The Most Menacing Marine Monster

Currently, the most dangerous monster in the world’s oceans is not even the great white shark, the orca or the octopus. It is the PLASTIC POLLUTION. Indeed, according to the article The Plastic Problem: How much Plastic Pollution is in our Ocean?, published July 16, 2018, in the Two Oceans Aquarium blog, by the writers Jenny Griffin, Janaya Wilkins and Devon Bowen, marine plastic pollution is one of the most pressing environmental matter alarming the world nowadays.

Plastic Production

Over the past 70 years, plastic demand has been increasing because of its cheapness, durability and long-lasting. According to Sea Shepherd, researchers observed that the production of plastics has surged “from 15 million tonnes in 1964 to 311 million tonnes in 2014”. They predict that this number will probably double over the next 20 years. Through this quantity produced, about the half is used to package, delivery and serve foods and drinks. Those are single-use plastic which is used just once and then discarded. For example, according to Greenpeace toolkit, in 2015, through “more than 6.9 billion tons of plastic waste” generated only 9% of these plastics was recycled, 12% was incinerated, and 79% of the remaining plastics ends up in the world’s oceans, environment and landfills.

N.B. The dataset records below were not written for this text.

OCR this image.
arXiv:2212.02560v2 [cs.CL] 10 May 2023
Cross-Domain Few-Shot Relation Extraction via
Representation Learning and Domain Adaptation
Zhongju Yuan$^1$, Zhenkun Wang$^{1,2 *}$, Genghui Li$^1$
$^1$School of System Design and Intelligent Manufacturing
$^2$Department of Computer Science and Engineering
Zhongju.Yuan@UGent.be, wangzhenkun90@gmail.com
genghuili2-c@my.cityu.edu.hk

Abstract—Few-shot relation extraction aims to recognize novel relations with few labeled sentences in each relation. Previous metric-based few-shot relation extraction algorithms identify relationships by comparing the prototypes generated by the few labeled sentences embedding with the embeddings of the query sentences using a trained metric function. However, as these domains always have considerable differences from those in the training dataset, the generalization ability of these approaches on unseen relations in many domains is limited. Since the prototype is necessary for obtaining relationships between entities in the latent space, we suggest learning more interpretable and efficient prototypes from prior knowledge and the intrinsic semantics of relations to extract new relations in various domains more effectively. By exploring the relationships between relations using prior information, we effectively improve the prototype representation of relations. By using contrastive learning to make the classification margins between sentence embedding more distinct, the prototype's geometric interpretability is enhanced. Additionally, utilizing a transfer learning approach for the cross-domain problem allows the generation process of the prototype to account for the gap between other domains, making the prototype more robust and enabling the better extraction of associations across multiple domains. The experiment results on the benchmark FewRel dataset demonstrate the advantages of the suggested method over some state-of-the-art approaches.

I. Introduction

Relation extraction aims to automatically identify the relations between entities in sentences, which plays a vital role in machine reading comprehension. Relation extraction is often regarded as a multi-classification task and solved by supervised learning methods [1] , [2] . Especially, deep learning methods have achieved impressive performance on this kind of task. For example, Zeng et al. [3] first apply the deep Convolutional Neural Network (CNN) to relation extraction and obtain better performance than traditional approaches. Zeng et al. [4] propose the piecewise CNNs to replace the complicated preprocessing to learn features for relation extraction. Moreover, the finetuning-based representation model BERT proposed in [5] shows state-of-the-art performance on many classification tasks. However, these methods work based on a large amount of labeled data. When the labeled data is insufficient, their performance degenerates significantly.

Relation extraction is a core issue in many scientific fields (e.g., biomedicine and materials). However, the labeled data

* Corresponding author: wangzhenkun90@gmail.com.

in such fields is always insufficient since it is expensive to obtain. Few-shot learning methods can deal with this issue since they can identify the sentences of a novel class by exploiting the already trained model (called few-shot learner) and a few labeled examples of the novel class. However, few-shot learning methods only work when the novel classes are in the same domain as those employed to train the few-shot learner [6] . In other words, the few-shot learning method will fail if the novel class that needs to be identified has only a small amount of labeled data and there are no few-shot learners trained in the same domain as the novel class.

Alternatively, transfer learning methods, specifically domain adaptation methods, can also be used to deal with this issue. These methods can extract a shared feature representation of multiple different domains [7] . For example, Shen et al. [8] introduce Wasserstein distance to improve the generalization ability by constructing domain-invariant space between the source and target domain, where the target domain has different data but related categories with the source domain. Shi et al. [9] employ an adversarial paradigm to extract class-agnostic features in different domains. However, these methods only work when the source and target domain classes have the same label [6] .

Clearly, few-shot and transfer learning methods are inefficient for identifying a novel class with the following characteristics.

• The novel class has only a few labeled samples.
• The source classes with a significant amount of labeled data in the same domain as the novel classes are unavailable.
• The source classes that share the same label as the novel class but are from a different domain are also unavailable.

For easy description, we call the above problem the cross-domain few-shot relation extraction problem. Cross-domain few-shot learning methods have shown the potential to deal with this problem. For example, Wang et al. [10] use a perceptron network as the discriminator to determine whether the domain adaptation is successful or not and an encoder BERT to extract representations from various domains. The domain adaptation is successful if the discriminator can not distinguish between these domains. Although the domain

For example, those pictures I took in Nicaragua during a humanitarian internship show the Nandaime dump in which trucks come to drop plastic waste, mainly single-use plastics.

An Ocean Full of Plastic

According to Two Oceans Aquarium, studies and analysis of marine debris conducted by the global scientific community are revealing that 8 million metric tonnes of land-based plastic, like in those photos, goes into the oceans each year. All parts of the world, “from polar regions to the equator”, are affected by plastic waste pollution. The reason is because plastic has a low density compared to water, therefore it is easily transported far and wide across the world by winds, rivers and ocean currents. Greenpeace, recognizes that because of marine debris “267 different species…have suffered from entanglement or ingestion of marine debris including seabirds, turtles, seals, sea lions, whales, and fish”.


According to Sea Shepherd, once in the ocean, under the effects of sun, waves and marine life plastic of all sizes break apart into smaller and smaller pieces, eventually becoming microplastics smaller than five millimetres in size that can absorb other toxic particles such as PCBs, DDT, BPA and methyl mercury and infiltrate food chains. Indeed, once they become this small, microplastics are very difficult to remove from the water and are often mistaken for food by marine animals. Plastic pollution is quickly becoming a serious threat to marine life and also humans, since those animals full of plastic particles end up in our plates.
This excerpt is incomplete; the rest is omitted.